Amaury Chardeau, Caillebotte. La peinture est un jeu sérieux, Norma Editions, 32€ / Patrick Labarthe (dir.), Baudelaire et ses autres, Droz, 36,90€ / Jean-Michel Gouvard, L’Apocalypse Baudelaire, Classiques Garnier, 45€ / Baudelaire, Les Fleurs du Mal, édition de Jacques Dupont et préface de Fabrice Luchini, GF, 9€. Diseur de Baudelaire, lecteur de Baudelaire, ce dernier en a fait, dit-il, son recueillement. Et comme la mémoire ne lui manque pas, ni la touche du peintre, il nous livre le souvenir de Michel Houellebecq susurrant : « Sois sage, ô ma Douleur, et tiens-toi plus tranquille. /Tu réclamais le Soir ; il descend ; le voici : »
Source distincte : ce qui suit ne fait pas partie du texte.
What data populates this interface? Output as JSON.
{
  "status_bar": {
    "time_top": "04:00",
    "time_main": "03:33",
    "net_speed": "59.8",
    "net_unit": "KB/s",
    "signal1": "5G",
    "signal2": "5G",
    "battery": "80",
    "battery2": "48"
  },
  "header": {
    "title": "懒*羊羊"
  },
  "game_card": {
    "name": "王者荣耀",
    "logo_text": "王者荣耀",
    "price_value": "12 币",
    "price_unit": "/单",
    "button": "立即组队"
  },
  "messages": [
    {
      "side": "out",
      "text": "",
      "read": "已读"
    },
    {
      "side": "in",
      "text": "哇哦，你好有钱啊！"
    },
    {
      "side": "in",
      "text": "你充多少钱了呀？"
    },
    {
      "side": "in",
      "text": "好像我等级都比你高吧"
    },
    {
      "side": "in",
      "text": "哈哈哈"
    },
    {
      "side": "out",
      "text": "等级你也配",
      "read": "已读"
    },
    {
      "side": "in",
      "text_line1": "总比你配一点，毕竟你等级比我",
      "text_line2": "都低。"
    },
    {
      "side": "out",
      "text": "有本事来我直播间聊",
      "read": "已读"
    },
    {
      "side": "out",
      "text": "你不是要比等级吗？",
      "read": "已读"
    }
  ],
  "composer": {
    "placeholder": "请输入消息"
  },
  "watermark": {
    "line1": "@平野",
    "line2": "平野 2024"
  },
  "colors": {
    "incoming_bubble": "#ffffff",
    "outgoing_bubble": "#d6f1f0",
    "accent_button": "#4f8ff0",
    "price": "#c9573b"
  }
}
Gustave Caillebotte mis à nu, de Raboteurs à Homme au bain / France Culture / Répliques d’Alain Finkielkraut / Peindre les hommes / avec Dominique Bona et Stéphane Guégan, samedi 16 novembre 2024

https://www.radiofrance.fr/franceculture/podcasts/repliques/peindre-les-hommes-4184286

DEUX LECTURES

Il n’est pas un jour où l’actualité, du recul général de la civilisation au recul du français chez nos collégiens, ne vérifie la justesse d’Hannah Arendt, nous dit Bérénice Levet, experte de sa pensée et de la place qu’y trouve la réflexion esthétique, tellement éclairante quant à ce monde menacé par les progrès de toutes sortes. En lisant Arendt, le souvenir du Baudelaire de 1855, accablant de son ironie l’Exposition universelle, nous vient souvent à l’esprit. Pourquoi ne pas imaginer que Walter Benjamin, l’un de ses frères en philosophie, l’ait conduite au plus conséquent, car au plus chrétien, des antimodernes ? « Le christianisme a bien connu l’homme », résumait Pascal ; Bérénice Levet nous le refait entendre à l’appui d’un des arguments majeurs de son essai. Le sacré, quelque explication qu’on lui donne, ne saurait être congédié sans contribuer à la déshumanisation galopante de nos sociétés et de nos existences. Arendt décida d’étudier très tôt la théologie. Pour une Juive allemande, d’autres choix, et d’autres sujets de thèse que Saint Augustin, auraient pu ou dû s’imposer. Mais penser la religion, penser l’enseignement du Christ, en dehors même de la possibilité de la foi, c’était s’armer, avant Hitler, avant la Bombe, avant les bébés éprouvettes, avant la déresponsabilisation du Mal, contre les fléaux d’une modernité déjà grisée de soi. Nous payons chaque jour le prix fort de l’atomisation et de l’instabilité des démocraties en proie aux maux que l’on sait. La souveraineté du moi, le triomphe de l’individu sans attaches ni devoirs, de l’humain délié du monde et du passé, n’en est pas le moindre. Or, Arendt, nourrie des Grecs et de la Bible, entraînée par la phénoménologie de sa jeunesse, refuse d’entériner les logiques séparatistes, soit le divorce des hommes et du monde, des hommes et du politique, ou, mieux, du conservatisme et du progressisme. La terre, la langue, la culture, l’histoire, les croyances éprouvées par le temps, ce sont les véhicules, prêts à se réveiller, d’une transcendance aussi utile que l’air que nous respirons ou que l’art que nous défendons. SG / Bérénice Levet, Penser ce qui nous arrive avec Hannah Arendt, Éditions de L’Observatoire, 2024, 21€.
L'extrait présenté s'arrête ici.